Increasing Worker Safety & Efficacy

While typical home construction produces significant waste, modular home construction offers an efficient, affordable, and sustainable alternative. However, creating houses and building components in busy, packed factories is complex, with many potential hazards.

To help, faculty member Pingbo Tang is working with two manufacturers, Module and DMI Companies, to model human and machine behavior on production lines. To do so, he is using factory field notes, videos, and control system logs. The finished digital twin platform will generate data-driven suggestions for improving human-machine efficiency, safety, and health as well as adjusting workspaces for new components and designs. 

Analyzing human behavior and decision-making in operations is a theme across much of Tang’s work. For example, working with the Federal Aviation Administration and NASA’s Ames Research Center, he created a digital twin of the Los Angeles airport air traffic. That simulation is allowing researchers to study how air traffic controllers make decisions as well as how AI learning from data-driven airport operation simulations could help prevent future mistakes.

“To model how intelligence systems should help humans in these complex situations, we need algorithms for capturing and analyzing human behavior together with machine behavior.”

Elsewhere, Tang is modeling the actions of nuclear power plant workers with Arizona Public Services in the hopes of identifying what activities are essential during plant outages. Eventually, AI could learn from nuclear plants’ communication and operation histories and alert workers to take appropriate actions in similar contexts.

“My work is complementing machine learning with human learning. Can a machine observe and learn when and why experienced human operators perform better than automatic control systems?” says Tang. “To model how intelligence systems should help humans in these complex situations, we need algorithms for capturing and analyzing human behavior together with machine behavior.”

Faculty member Sean Qian's research on "improving urban mobility, emissions, and infrastructure systems working," involves large-scale dynamic network modeling and data analytics for transportation systems. In a recent collaboration with Honda USA, he replicated the flow of individual, ridesharing, and public transit vehicles through Columbus, Ohio. Now, he is using that digital twin to analyze the impact of increased electric vehicle usage on power grids and mobility systems as well as develop strategies to mitigate loads to both systems. 

Qian is also modeling how people and traffic move through cities for a project with the technology company Fujitsu, using the Washington DC metro area as a case study.
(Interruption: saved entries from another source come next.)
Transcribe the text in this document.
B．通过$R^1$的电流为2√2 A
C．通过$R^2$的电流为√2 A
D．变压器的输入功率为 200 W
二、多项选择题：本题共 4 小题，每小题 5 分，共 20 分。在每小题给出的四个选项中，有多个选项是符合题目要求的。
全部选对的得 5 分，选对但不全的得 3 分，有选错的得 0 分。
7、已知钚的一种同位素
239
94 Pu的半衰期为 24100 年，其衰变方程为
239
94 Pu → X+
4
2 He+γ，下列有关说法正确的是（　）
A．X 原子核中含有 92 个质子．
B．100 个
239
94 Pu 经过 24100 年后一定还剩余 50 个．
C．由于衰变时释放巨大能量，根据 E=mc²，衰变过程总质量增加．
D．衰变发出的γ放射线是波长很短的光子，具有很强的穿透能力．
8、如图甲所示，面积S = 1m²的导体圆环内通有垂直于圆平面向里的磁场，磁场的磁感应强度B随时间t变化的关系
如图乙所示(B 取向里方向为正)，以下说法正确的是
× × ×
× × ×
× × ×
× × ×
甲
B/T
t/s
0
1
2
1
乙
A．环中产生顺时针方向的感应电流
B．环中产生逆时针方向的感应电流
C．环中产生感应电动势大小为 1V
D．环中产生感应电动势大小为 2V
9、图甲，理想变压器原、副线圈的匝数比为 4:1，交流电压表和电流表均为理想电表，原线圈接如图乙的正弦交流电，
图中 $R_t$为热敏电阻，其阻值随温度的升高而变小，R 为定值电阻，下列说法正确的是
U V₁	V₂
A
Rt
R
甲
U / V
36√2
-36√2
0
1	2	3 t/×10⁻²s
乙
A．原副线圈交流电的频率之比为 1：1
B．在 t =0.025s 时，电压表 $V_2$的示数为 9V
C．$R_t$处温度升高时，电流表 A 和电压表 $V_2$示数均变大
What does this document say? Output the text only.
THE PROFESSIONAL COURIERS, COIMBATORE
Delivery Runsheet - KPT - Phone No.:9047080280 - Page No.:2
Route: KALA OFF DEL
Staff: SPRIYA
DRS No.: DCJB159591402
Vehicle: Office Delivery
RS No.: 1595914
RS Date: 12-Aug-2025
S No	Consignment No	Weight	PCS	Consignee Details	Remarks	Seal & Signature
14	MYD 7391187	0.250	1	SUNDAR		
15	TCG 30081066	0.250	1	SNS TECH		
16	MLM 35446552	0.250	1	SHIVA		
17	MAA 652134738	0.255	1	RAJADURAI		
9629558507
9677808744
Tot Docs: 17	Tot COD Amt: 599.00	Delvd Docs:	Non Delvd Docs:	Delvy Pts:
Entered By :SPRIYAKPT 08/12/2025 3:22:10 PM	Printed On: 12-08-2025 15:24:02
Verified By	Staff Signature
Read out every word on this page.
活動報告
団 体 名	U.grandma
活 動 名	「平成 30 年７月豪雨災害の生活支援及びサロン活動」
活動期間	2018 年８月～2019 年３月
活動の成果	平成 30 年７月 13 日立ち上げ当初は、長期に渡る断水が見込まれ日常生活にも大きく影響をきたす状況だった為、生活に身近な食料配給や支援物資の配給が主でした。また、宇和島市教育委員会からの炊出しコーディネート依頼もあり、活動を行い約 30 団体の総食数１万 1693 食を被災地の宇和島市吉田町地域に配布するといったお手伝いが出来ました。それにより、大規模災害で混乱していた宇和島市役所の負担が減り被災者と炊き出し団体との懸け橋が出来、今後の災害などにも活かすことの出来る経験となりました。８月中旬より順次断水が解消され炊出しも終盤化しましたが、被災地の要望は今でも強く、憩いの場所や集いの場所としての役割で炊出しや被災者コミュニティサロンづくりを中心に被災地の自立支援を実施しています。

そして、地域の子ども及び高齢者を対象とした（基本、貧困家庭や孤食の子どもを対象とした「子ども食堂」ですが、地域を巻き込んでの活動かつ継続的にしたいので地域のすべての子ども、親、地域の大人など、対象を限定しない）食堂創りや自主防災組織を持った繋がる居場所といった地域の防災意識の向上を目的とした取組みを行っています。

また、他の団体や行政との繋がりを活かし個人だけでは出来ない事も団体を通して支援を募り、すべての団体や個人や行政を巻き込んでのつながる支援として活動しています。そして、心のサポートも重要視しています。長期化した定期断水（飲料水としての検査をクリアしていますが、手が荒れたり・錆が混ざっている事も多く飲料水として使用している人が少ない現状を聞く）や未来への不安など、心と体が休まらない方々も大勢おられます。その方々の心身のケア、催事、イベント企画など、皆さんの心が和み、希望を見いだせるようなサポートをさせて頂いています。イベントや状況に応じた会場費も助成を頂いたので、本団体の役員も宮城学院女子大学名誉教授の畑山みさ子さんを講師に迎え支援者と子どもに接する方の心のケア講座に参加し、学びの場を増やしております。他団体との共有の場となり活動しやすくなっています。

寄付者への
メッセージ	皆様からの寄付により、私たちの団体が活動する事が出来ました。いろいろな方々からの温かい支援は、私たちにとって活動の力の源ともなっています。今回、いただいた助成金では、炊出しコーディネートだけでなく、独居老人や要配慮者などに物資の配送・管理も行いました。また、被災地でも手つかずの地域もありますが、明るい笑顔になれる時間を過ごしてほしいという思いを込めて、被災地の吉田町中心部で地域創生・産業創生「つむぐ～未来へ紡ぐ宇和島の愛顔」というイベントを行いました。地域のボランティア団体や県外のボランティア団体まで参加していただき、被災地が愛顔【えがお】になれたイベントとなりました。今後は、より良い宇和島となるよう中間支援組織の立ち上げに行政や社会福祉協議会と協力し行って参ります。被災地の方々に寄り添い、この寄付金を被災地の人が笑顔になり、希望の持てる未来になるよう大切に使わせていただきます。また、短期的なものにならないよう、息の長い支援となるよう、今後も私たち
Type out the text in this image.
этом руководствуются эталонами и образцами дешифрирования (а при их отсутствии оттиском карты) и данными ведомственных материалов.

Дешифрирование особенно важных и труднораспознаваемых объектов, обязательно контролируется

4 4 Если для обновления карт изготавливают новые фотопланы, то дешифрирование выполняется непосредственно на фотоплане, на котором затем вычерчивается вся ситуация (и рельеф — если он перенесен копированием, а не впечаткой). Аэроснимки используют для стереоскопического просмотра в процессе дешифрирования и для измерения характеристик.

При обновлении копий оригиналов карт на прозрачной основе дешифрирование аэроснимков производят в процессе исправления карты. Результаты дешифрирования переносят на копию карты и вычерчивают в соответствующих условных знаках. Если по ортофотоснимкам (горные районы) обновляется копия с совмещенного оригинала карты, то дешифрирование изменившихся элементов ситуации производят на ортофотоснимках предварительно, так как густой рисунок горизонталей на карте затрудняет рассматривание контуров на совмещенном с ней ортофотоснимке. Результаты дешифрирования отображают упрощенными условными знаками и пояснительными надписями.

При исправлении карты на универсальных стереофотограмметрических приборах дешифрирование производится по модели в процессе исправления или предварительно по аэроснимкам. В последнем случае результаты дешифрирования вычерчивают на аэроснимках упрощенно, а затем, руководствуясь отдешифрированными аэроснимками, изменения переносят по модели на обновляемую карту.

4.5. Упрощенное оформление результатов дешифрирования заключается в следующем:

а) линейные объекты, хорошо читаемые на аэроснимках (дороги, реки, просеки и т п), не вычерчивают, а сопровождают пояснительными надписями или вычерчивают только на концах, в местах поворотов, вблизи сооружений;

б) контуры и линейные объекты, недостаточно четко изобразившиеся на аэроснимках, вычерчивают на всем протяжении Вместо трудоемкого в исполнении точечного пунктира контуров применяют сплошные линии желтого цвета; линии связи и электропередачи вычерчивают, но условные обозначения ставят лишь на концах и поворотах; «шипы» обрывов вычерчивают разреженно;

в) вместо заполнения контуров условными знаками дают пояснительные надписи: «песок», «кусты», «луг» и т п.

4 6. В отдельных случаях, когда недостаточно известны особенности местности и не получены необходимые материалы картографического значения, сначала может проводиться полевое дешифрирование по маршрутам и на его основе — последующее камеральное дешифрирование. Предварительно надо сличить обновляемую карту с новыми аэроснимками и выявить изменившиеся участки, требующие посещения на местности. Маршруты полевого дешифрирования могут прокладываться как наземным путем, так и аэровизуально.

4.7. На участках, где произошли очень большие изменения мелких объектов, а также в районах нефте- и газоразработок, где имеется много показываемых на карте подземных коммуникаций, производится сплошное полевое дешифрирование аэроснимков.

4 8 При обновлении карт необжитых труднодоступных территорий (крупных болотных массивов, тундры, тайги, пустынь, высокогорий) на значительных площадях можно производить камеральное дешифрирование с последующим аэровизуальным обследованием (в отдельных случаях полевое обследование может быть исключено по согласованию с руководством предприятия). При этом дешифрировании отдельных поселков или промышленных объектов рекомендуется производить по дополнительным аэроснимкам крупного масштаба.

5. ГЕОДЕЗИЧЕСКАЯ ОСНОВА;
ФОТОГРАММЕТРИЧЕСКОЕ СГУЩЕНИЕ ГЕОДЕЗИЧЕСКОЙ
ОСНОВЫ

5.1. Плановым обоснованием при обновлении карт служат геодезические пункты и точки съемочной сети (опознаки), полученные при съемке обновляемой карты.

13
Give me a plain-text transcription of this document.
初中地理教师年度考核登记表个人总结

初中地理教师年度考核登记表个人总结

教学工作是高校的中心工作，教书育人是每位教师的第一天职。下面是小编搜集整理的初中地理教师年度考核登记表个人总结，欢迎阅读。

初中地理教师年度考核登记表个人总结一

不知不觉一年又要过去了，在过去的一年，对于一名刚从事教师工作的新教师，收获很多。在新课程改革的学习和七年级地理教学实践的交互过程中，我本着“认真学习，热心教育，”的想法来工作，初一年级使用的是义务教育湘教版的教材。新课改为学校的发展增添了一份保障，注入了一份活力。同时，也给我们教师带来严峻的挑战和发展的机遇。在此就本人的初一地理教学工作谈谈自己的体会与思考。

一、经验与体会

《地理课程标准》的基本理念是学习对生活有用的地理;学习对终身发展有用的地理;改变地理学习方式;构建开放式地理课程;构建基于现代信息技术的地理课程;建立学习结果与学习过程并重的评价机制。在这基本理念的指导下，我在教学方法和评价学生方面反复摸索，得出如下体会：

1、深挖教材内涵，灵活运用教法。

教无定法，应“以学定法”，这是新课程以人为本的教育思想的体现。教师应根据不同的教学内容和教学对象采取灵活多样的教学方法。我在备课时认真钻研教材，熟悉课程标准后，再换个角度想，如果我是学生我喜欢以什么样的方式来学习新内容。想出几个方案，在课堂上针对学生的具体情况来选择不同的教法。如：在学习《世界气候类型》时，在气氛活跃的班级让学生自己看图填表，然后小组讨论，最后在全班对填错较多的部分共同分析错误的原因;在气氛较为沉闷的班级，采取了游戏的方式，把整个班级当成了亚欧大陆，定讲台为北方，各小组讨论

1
In that work, he is using data and algorithms to infer how people determine the need to travel, the destination, transportation mode, parking, and departure time. “We want to know not just how but why they’re using infrastructure,” says Qian. With this knowledge, cities could make changes that improve mobility, safety, emissions, and more. 

Additionally, the model includes things like event traffic, accidents, and extreme weather to provide information for response and resource allocation plans. “Say we set the digital twin so that an incident on the highway closes two lanes at 4 pm. We may assume a fraction of people learn about it from their smartphones and others have no idea what's going on,” says Qian. “The simulation can show what happens if we focus on dispatching response teams faster. Maybe we invest in rerouting people and disseminating accurate, timely information. We might tune nearby signal timing. Once we know how people respond in these situations, these levels can all be examined in the digital twin.”